Economy Watch: SoCal Home Sales Surge in September

Southern California home sales hit a five-year high for September, rising above a year earlier for the first time in 12 months amid gains for mid- to high-end deals, CoreLogic DataQuick reported.

By Dees Stribling, Contributing Editor

Southern California home sales hit a five-year high for September, rising above a year earlier for the first time in 12 months amid gains for mid- to high-end deals, CoreLogic DataQuick reported on Tuesday. SoCal, a bellwether market, experienced a total of 19,348 new and resale houses and condos sold in LA, Riverside, San Diego, Ventura, San Bernardino and Orange counties last month. That was up 2.9 percent from August, and up 1.2 percent from September 2013.

On average, sales have fallen 9.4 percent between August and September since 1988, when the company started compiling statistics on the SoCal market. Last month marked the first time sales have risen on a year-over-year basis since September last year, when sales rose 7 percent from September 2012.

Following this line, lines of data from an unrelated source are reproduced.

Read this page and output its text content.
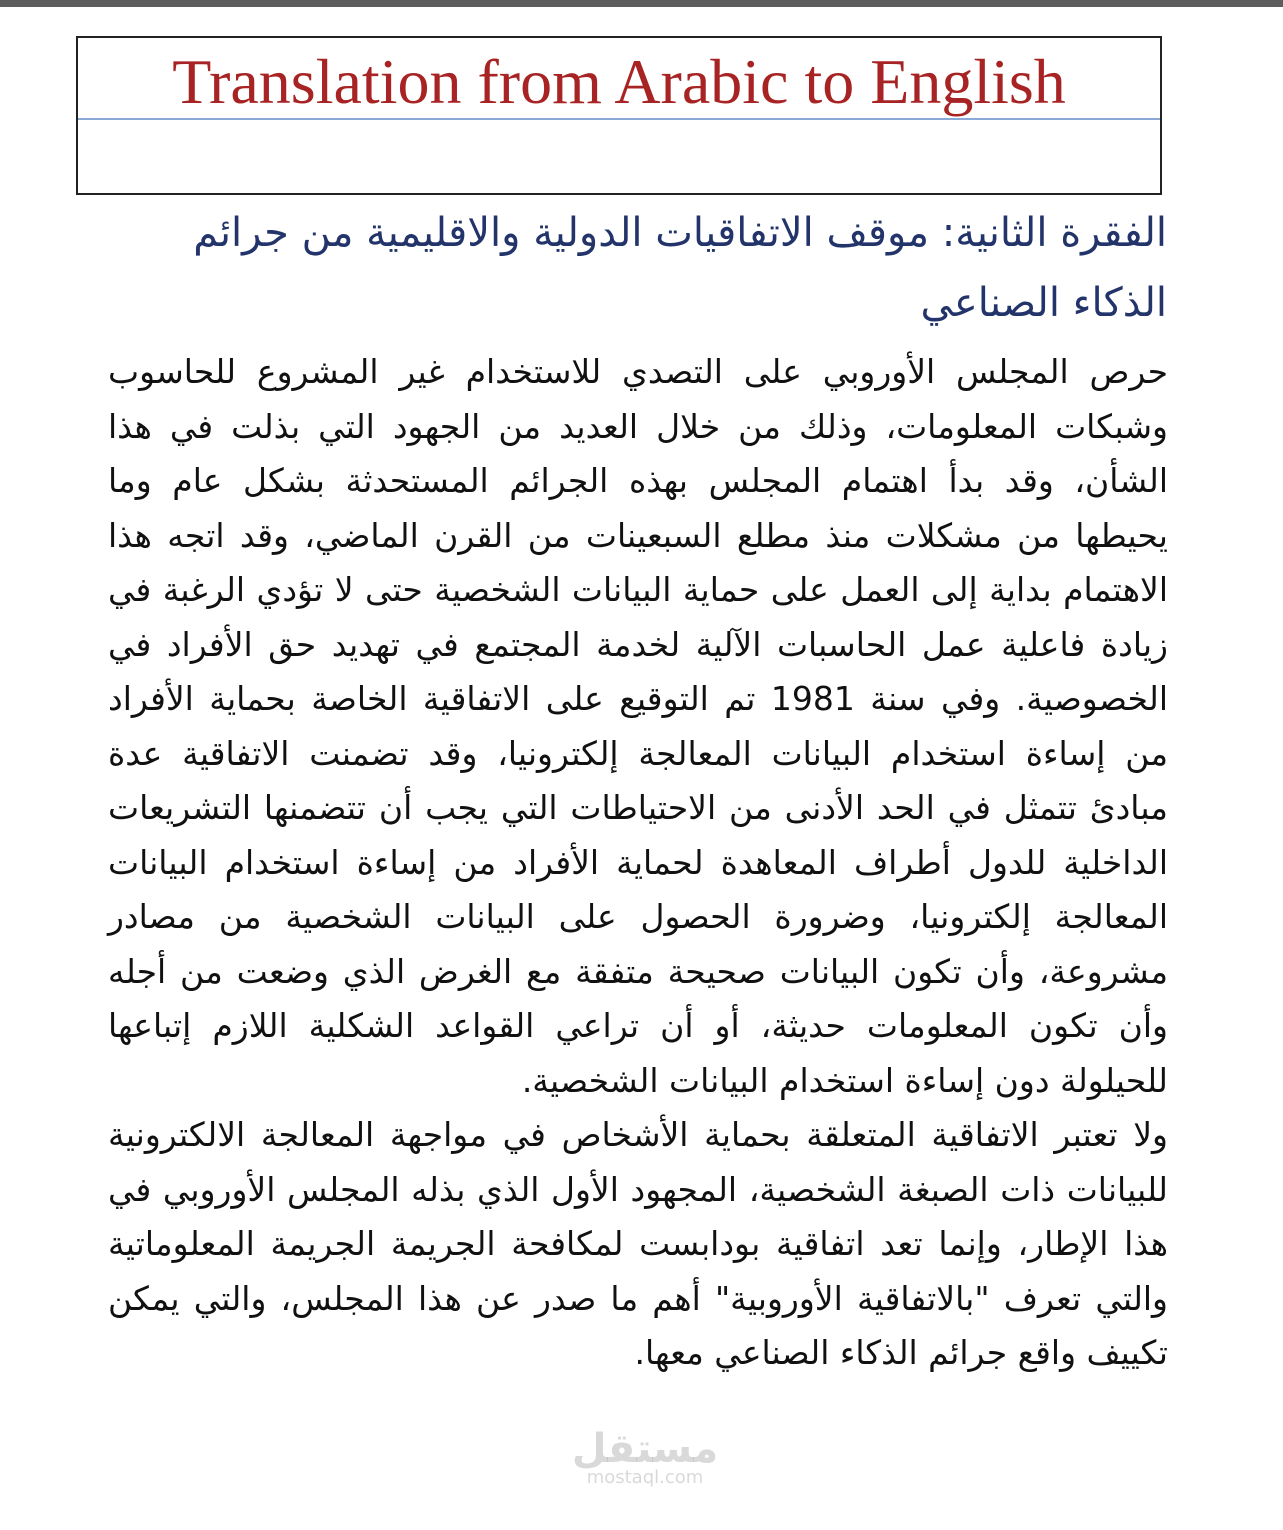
Translation from Arabic to English
الفقرة الثانية: موقف الاتفاقيات الدولية والاقليمية من جرائم الذكاء الصناعي

حرص المجلس الأوروبي على التصدي للاستخدام غير المشروع للحاسوب وشبكات المعلومات، وذلك من خلال العديد من الجهود التي بذلت في هذا الشأن، وقد بدأ اهتمام المجلس بهذه الجرائم المستحدثة بشكل عام وما يحيطها من مشكلات منذ مطلع السبعينات من القرن الماضي، وقد اتجه هذا الاهتمام بداية إلى العمل على حماية البيانات الشخصية حتى لا تؤدي الرغبة في زيادة فاعلية عمل الحاسبات الآلية لخدمة المجتمع في تهديد حق الأفراد في الخصوصية. وفي سنة 1981 تم التوقيع على الاتفاقية الخاصة بحماية الأفراد من إساءة استخدام البيانات المعالجة إلكترونيا، وقد تضمنت الاتفاقية عدة مبادئ تتمثل في الحد الأدنى من الاحتياطات التي يجب أن تتضمنها التشريعات الداخلية للدول أطراف المعاهدة لحماية الأفراد من إساءة استخدام البيانات المعالجة إلكترونيا، وضرورة الحصول على البيانات الشخصية من مصادر مشروعة، وأن تكون البيانات صحيحة متفقة مع الغرض الذي وضعت من أجله وأن تكون المعلومات حديثة، أو أن تراعي القواعد الشكلية اللازم إتباعها للحيلولة دون إساءة استخدام البيانات الشخصية.

ولا تعتبر الاتفاقية المتعلقة بحماية الأشخاص في مواجهة المعالجة الالكترونية للبيانات ذات الصبغة الشخصية، المجهود الأول الذي بذله المجلس الأوروبي في هذا الإطار، وإنما تعد اتفاقية بودابست لمكافحة الجريمة الجريمة المعلوماتية والتي تعرف "بالاتفاقية الأوروبية" أهم ما صدر عن هذا المجلس، والتي يمكن تكييف واقع جرائم الذكاء الصناعي معها.

مستقل
mostaql.com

Foreclosure resales—homes foreclosed on in the prior 12 months—represented 4.7 percent of the SoCal resale market last month. That was down 5 percent the prior month and 6.4 percent a year earlier. In recent months the foreclosure resale rate has been the lowest since early 2007. In the current cycle, foreclosure resales hit a high of 56.7 percent in February 2009.

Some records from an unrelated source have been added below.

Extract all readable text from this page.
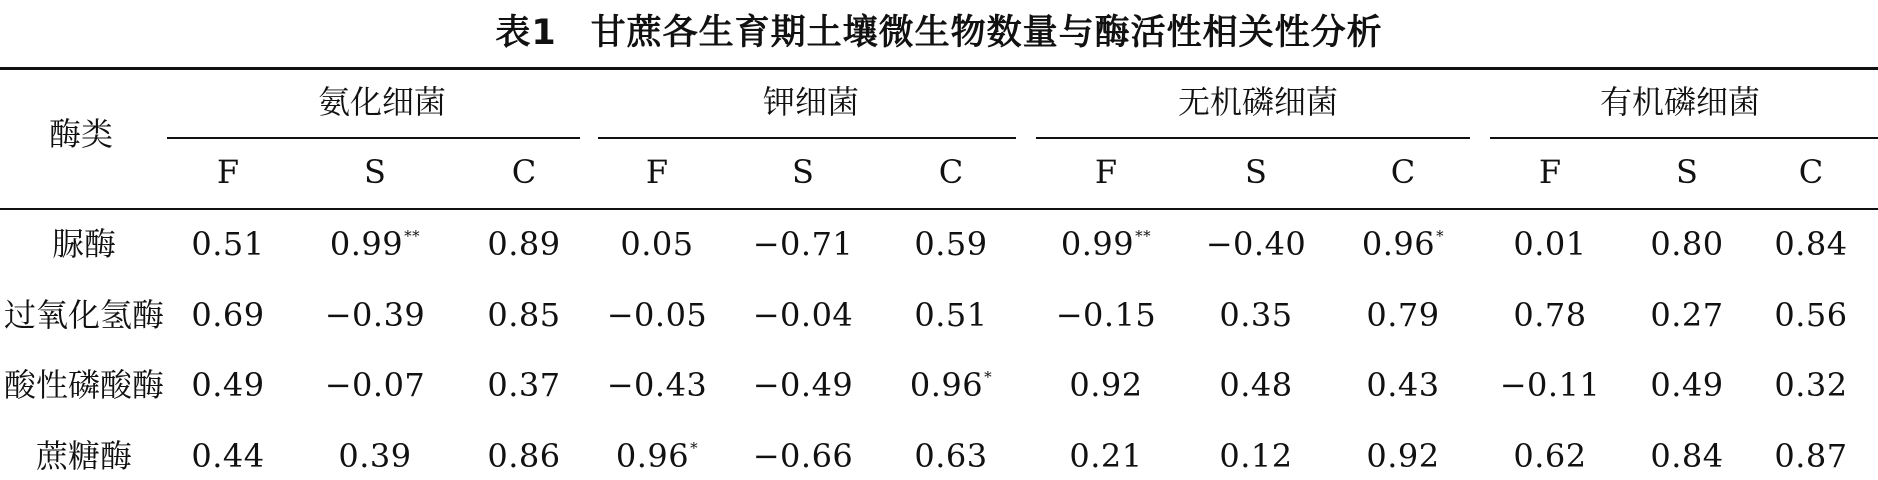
表1 甘蔗各生育期土壤微生物数量与酶活性相关性分析
酶类
氨化细菌	钾细菌	无机磷细菌	有机磷细菌
F	S	C	F	S	C	F	S	C	F	S	C
脲酶	0.51	0.99**	0.89	0.05	−0.71	0.59	0.99**	−0.40	0.96*	0.01	0.80	0.84
过氧化氢酶 0.69	−0.39	0.85	−0.05	−0.04	0.51	−0.15	0.35	0.79	0.78	0.27	0.56
酸性磷酸酶 0.49	−0.07	0.37	−0.43	−0.49	0.96*	0.92	0.48	0.43	−0.11	0.49	0.32
蔗糖酶	0.44	0.39	0.86	0.96*	−0.66	0.63	0.21	0.12	0.92	0.62	0.84	0.87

Small businesses feeling grumpier

Small businesses are a little less optimistic in October than they were in September, according to the National Federation of Independent Businesses on Tuesday, with its optimism index dropping 0.8 points for the month to 95.3. The index is now five points below the pre-recession average (from 1973 to 2007). Four index components improved, while six declined. Unfortunately, the two that fell the most were job openings and planned capital outlays.

Even so, NFIB owners increased employment by an average of 0.24 workers per firm in September, the 12th positive month in a row and the largest gain this year. Offsetting that, 10 percent reduced employment an average of 2.4 workers. Fifty percent of the surveyed owners hired or tried to hire in the last three months and 42 percent reported few or no qualified applicants for open positions. Twenty-one percent reported job openings they could not fill in the current period, down five points, and the net percent of owners planning to increase employment fell one point to a seasonally adjusted net 9 percent, after a three-point decline in August.

“Small businesses just can’t seem to get out of second gear,” NFIB chief economist Bill Dunkelberg says. “A decline in job openings and capital spending plans were primarily responsible for September’s index decline. Overall, small business owners are still stuck in a rut that has been difficult to escape.”

Wall Street didn’t fall (much) on Tuesday, but the markets didn’t gain back much either, ending mixed. The Dow Jones Industrial Average lost 5.88 points, or 0.04 percent. But the S&P 500 was up 0.16 percent and the Nasdaq advanced 0.32 percent.